Purpose
Human retinal pigment epithelium (RPE) is reportedly 3% bi-nucleated, determined in a limited series of eyes (PMID 4963693). To assess the potential importance to human vision of multinucleated (MN) RPE cells, we report frequencies and spatial distribution from RPE flatmounts.
Methods
Nineteen RPE flatmounts (PMID 25034602; 9<51yrs, 10>80 yrs) were imaged at 12 predefined locations: 3 eccentricities (fovea, perifovea, near periphery) in 4 quadrants (superior, inferior, temporal, and nasal). At each location, image stacks were taken using a confocal fluorescence microscope (488 nm excitation for lipofuscin AF and 647 nm excitation for the phalloidin labeled F-actin cytoskeleton). Cell nuclei, devoid of AF, were manually marked using a custom FIJI plug-in. Cell borders were defined by Voronoi regions. Poisson regression models using generalized estimating equations (GEE) were used to compare the mean number of nuclei per cell among eccentricity/quadrant groups and by age.
Results
A total of 11403 RPE cells at 200 locations were analyzed: 94.66 % mono-, 5.31% bi-, 0.02% trinucleate, and 0.01% with 5 nuclei. Age had no effect on number of nuclei. There were significant spatial differences. Highest frequencies of MN cells were found in the perifovea (9.9%) and periphery (6.8%), while the fovea lacked MN cells almost entirely (Figure). Nasal quadrant had significantly more MN cells compared to other quadrants, at all eccentricities.
Conclusions
This is the first study to demonstrate that the human macula contains MN RPE cells, which might be due to endoreplication, cell fusion, or incomplete cell division.

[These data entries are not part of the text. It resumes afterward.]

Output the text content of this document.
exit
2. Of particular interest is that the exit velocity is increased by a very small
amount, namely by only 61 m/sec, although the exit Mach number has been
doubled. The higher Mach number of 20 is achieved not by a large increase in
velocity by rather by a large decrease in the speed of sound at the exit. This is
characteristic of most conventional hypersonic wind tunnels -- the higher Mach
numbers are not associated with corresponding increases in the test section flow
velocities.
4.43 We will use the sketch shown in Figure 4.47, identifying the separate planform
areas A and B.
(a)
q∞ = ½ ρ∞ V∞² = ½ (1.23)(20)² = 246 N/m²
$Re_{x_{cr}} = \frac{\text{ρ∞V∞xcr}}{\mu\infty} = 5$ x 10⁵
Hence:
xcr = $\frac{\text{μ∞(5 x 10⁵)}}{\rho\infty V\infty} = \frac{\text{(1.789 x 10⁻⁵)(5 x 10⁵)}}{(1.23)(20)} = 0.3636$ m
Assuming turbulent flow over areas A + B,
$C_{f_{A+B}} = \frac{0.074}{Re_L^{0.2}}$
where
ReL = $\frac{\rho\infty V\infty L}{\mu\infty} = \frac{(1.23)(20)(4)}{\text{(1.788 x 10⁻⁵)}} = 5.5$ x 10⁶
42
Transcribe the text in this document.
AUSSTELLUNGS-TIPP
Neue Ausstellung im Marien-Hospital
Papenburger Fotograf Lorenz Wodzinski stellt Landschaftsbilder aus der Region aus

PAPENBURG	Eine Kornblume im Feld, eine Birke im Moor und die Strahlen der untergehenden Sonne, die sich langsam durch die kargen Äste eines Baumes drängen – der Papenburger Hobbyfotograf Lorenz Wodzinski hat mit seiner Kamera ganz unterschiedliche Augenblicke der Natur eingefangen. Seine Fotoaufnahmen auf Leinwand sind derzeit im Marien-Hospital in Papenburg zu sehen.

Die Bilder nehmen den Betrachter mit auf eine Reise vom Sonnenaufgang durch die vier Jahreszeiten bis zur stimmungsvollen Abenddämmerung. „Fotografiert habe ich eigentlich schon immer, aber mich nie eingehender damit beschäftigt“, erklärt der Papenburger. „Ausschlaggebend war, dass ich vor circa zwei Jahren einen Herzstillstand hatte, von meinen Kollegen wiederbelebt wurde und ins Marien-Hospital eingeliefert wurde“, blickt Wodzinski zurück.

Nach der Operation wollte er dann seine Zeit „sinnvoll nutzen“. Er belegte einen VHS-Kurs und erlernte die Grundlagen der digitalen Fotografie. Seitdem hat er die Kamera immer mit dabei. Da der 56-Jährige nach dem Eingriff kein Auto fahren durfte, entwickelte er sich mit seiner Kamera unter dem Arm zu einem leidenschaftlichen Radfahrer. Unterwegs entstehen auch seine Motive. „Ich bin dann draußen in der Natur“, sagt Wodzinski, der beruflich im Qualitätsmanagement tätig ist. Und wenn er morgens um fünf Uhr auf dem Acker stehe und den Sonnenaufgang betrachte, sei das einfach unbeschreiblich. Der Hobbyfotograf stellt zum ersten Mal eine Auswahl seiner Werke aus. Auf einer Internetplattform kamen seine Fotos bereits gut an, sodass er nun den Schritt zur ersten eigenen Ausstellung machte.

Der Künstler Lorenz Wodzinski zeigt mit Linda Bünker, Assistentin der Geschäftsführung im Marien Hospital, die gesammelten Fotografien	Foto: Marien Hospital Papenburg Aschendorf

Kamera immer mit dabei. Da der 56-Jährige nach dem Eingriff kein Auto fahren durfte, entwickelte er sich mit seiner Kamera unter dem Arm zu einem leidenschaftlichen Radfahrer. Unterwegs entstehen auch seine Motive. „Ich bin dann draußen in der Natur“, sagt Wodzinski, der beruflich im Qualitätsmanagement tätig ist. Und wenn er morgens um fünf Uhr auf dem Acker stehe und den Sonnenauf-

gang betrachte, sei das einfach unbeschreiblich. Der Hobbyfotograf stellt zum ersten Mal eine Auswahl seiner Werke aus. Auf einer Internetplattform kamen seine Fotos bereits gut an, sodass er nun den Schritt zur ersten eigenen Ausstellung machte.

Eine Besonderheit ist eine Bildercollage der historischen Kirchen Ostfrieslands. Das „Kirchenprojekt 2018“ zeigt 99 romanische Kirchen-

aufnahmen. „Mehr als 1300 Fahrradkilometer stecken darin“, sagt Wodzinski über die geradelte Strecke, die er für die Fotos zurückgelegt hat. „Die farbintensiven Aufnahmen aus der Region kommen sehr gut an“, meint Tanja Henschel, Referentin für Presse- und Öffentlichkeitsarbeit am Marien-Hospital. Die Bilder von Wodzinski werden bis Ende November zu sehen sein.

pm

Their near-absence in the fovea suggests that this seemingly homogenous epithelium actually reflects the specialized needs of foveal cones in sustaining high-acuity vision. The perifovea is where rod photoreceptor density and AF are both high. Nasal quadrant contains the papillomacular area and closure of optic fissure. High frequency of MN cells in perifovea might reflect specific requirements of retinal metabolism, markers of past developmental processes, and other mechanisms to be explored in further studies.